= Judith Moncrieff =

Judith Jean Moncrieff (1941–2001), born in San Francisco, California, was a digital artist and a founding member of the innovative group, Unique Editions, five internationally known artists who speak to issues, processes, corporate involvement in the arts, hardware and software issues and how substrate companies may best work with digital artists and corporations dealing with this subject. They give workshops, lectures and presentations in galleries, museums, colleges and universities around the world. They presented their work and had the artwork accessed by the National Museum of American Art/Smithsonian. Moncrieff has received a medal from the Smithsonian Institution for this work in the innovation of art and technology, and her work is still currently held by the Smithsonian. She has recently added networking and experimental work with various corporations in all areas of printing and technology. As part of this search for technological futurism, Moncrieff had become an active member of the International Association of Fine Art Digital Printmakers.

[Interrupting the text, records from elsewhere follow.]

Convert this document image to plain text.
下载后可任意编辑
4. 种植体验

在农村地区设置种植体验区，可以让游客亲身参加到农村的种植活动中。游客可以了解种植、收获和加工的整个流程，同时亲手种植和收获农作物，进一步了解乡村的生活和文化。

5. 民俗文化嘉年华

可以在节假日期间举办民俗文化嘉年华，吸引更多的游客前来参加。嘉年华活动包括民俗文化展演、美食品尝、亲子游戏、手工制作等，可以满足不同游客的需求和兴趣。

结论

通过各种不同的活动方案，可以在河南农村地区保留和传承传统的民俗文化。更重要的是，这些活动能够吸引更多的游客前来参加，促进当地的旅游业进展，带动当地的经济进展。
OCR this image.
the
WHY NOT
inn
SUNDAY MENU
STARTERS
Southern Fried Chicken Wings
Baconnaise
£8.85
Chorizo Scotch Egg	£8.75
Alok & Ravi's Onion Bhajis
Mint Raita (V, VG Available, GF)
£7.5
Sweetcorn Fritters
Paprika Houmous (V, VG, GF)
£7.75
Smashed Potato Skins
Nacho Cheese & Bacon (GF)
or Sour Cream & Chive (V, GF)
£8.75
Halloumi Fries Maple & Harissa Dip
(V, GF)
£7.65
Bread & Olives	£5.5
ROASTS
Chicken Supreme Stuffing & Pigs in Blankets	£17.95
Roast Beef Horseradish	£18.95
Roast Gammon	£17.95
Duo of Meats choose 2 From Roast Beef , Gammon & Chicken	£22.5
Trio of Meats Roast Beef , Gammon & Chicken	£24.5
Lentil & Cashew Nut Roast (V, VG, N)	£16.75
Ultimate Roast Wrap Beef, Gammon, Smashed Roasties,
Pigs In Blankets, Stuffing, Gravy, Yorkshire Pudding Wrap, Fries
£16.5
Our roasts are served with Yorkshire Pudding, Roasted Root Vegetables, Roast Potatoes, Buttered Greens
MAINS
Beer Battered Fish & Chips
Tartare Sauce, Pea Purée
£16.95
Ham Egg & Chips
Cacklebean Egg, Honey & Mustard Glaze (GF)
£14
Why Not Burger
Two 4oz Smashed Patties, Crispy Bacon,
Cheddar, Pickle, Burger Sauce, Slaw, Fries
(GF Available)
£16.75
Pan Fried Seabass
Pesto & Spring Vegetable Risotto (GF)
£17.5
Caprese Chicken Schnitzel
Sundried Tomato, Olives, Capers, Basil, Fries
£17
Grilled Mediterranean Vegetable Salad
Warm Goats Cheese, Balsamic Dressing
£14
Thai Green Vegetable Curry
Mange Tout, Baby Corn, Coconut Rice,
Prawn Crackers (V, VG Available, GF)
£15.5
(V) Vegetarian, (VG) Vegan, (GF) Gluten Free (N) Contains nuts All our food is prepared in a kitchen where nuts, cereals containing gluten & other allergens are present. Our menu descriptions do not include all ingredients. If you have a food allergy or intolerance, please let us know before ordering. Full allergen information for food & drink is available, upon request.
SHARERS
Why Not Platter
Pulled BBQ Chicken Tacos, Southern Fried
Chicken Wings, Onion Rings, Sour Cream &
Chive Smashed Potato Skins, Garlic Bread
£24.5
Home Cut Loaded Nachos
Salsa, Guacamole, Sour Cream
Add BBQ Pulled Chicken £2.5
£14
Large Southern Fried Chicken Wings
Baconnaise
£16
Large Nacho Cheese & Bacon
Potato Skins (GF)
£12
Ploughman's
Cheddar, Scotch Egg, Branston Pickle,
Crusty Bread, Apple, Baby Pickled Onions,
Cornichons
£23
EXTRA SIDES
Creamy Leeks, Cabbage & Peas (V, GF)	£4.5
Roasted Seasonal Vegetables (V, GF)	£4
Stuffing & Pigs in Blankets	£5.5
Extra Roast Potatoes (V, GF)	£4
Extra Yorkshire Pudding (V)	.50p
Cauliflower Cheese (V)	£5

Moncrieff coined the term "Tradigital Art" in the early 1990s during her tenure at Tradigital Fine Art as a principal artist alongside Helen Golden. They traveled and taught to artists, curators, educators and the public and workshops were held frequently and exhibits of their work are shown internationally. Her work and ideas are widely published. She also worked at the National Gallery of Art including showing how art equipment was used.

More recently, Moncrieff created a series known as the Wyndstone Collection while in the HIX Corporation booth at the SGIA Conference in Kansas City, MO. The collection was printed by Indigo, transferred by Wyndstone Heat Transfer Papers onto cloth, and other experimental papers, and was created on the Intergraph Workstation. In May 1999, the Wyndstone Collection will be shown in a special exhibit at the Javits Convention Center in New York City. Moncrieff's work is being shown internationally and is now showing in the United Kingdom and Russia in 1998 and 1999. Her work has been exhibited in the A.I.R. Gallery in New York and the Dimock Gallery in Washington, DC, and is in the main Library at George Washington University in Washington, DC. Her work has also been chosen for the permanent print collection at the Portland Art Museum and the Lloyd Reynolds collection at the Portland Art Museum. Her design work has won awards in the Print magazine, Print National Awards and American Corporate Identity. It has also been shown in the HOW and Step-by-Step magazines.